Functions that start with continuous controls monitoring on a high-volume, well-structured data domain — accounts payable, payroll, access logs — build both capability and institutional confidence before extending to less structured use cases. Functions that start with Generative AI-assisted report drafting often see faster visible wins with lower data dependency, which can fund the slower data readiness work that CCM requires.

Either path works. What does not work is treating AI adoption as a technology project rather than a methodology change. The tools instrument the audit plan. The audit plan still reflects professional judgment about what matters most to the organization — and that judgment remains the CAE's job.

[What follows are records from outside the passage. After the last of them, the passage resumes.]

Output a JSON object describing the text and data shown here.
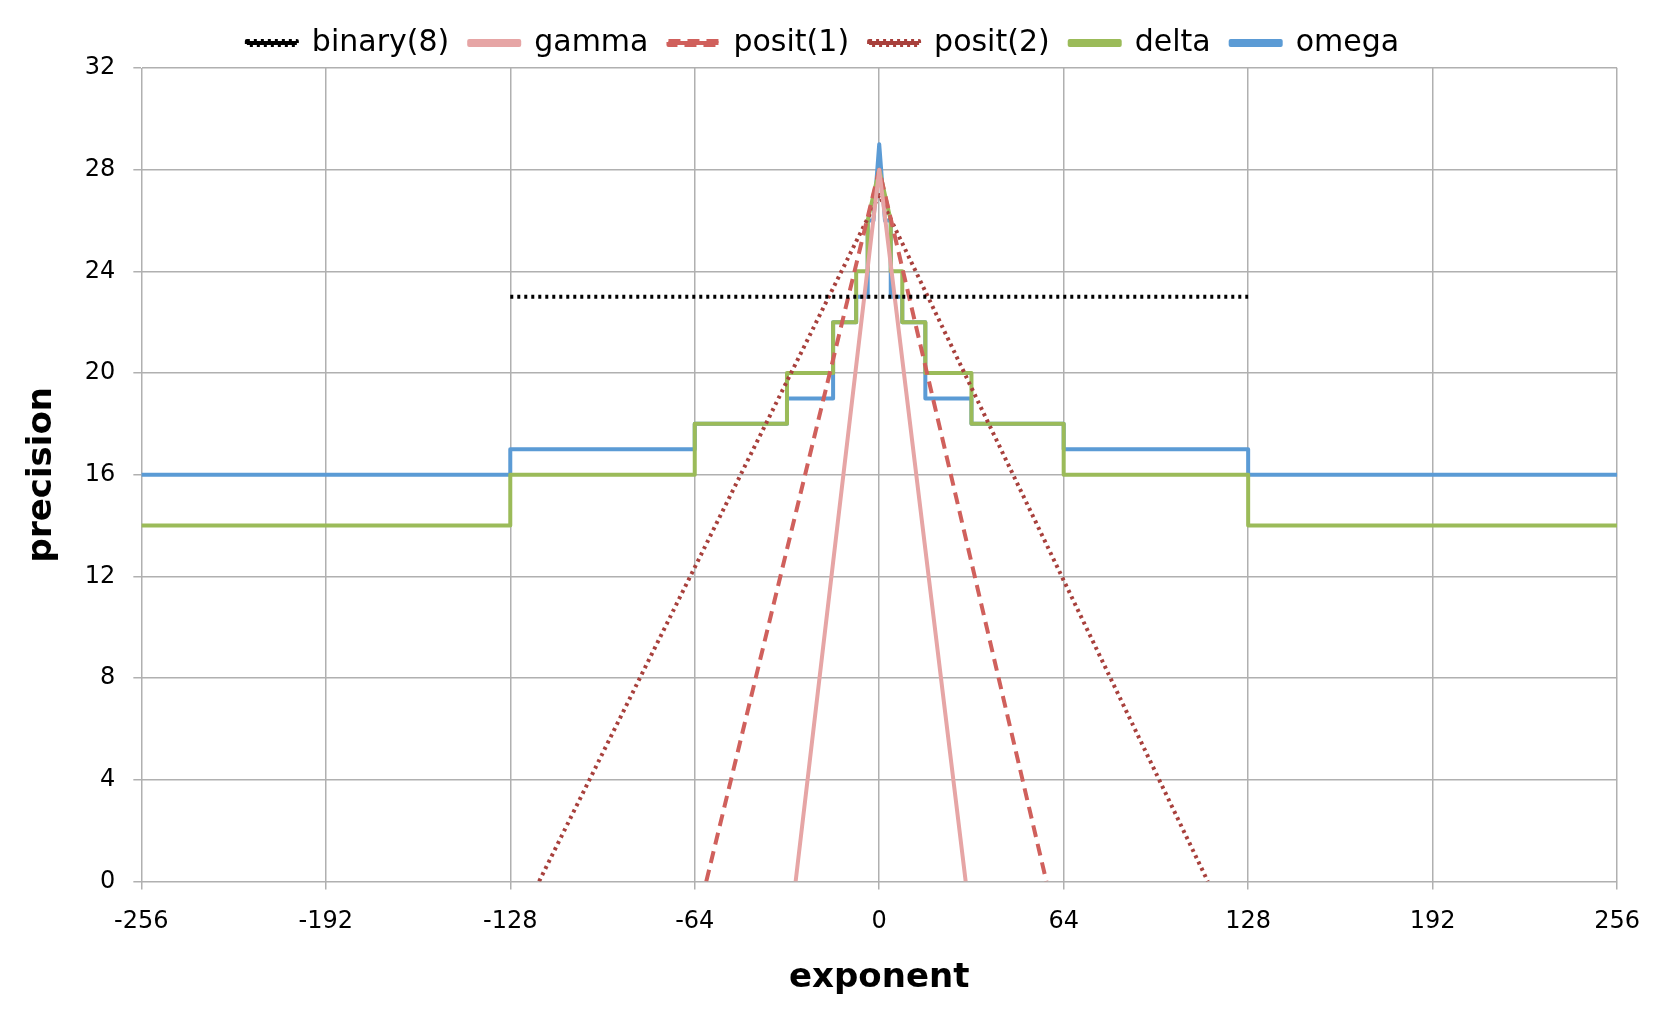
{
  "chart_data": {
    "type": "line",
    "xlabel": "exponent",
    "ylabel": "precision",
    "xlim": [
      -256,
      256
    ],
    "xticks": [
      -256,
      -192,
      -128,
      -64,
      0,
      64,
      128,
      192,
      256
    ],
    "ylim": [
      0,
      32
    ],
    "yticks": [
      0,
      4,
      8,
      12,
      16,
      20,
      24,
      28,
      32
    ],
    "grid": true,
    "legend": "top",
    "marker": "none",
    "series": [
      {
        "name": "binary(8)",
        "color": "#000000",
        "line_style": "dotted",
        "x": [
          -128,
          128
        ],
        "values": [
          23,
          23
        ]
      },
      {
        "name": "gamma",
        "color": "#e6a5a5",
        "line_style": "solid",
        "x": [
          -29,
          0,
          30
        ],
        "values": [
          0,
          28,
          0
        ]
      },
      {
        "name": "posit(1)",
        "color": "#d0605c",
        "line_style": "dashed",
        "x": [
          -60,
          0,
          58
        ],
        "values": [
          0,
          28,
          0
        ]
      },
      {
        "name": "posit(2)",
        "color": "#a8403c",
        "line_style": "dotted",
        "x": [
          -118,
          0,
          114
        ],
        "values": [
          0,
          27,
          0
        ]
      },
      {
        "name": "delta",
        "color": "#9bbb59",
        "line_style": "solid",
        "x": [
          -256,
          -128,
          -128,
          -64,
          -64,
          -32,
          -32,
          -16,
          -16,
          -8,
          -8,
          -4,
          -4,
          0,
          4,
          4,
          8,
          8,
          16,
          16,
          32,
          32,
          64,
          64,
          128,
          128,
          256
        ],
        "values": [
          14,
          14,
          16,
          16,
          18,
          18,
          20,
          20,
          22,
          22,
          24,
          24,
          26,
          28,
          26,
          24,
          24,
          22,
          22,
          20,
          20,
          18,
          18,
          16,
          16,
          14,
          14
        ]
      },
      {
        "name": "omega",
        "color": "#5b9bd5",
        "line_style": "solid",
        "x": [
          -256,
          -128,
          -128,
          -64,
          -64,
          -32,
          -32,
          -16,
          -16,
          -8,
          -8,
          -4,
          -4,
          -2,
          0,
          2,
          4,
          4,
          8,
          8,
          16,
          16,
          32,
          32,
          64,
          64,
          128,
          128,
          256
        ],
        "values": [
          16,
          16,
          17,
          17,
          18,
          18,
          19,
          19,
          22,
          22,
          23,
          23,
          26,
          26,
          29,
          26,
          26,
          23,
          23,
          22,
          22,
          19,
          19,
          18,
          18,
          17,
          17,
          16,
          16
        ]
      }
    ]
  }
}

AI readiness checklist for internal audit functions

Data inventory complete: key source systems (ERP, IAM, payroll, procurement) mapped and data quality assessed
Control matrix documented in a structured format suitable for model ingestion
Professional standards review completed — documented human review checkpoints for AI-assisted conclusions
Vendor demo script built around real organizational data scenarios, not vendor-supplied demo datasets
Skills gap assessment done for audit team — training plan in place for model output interpretation
Audit committee briefing prepared on AI tool use in the audit process
Meta-audit plan defined — how will the audit function review its own AI tools annually?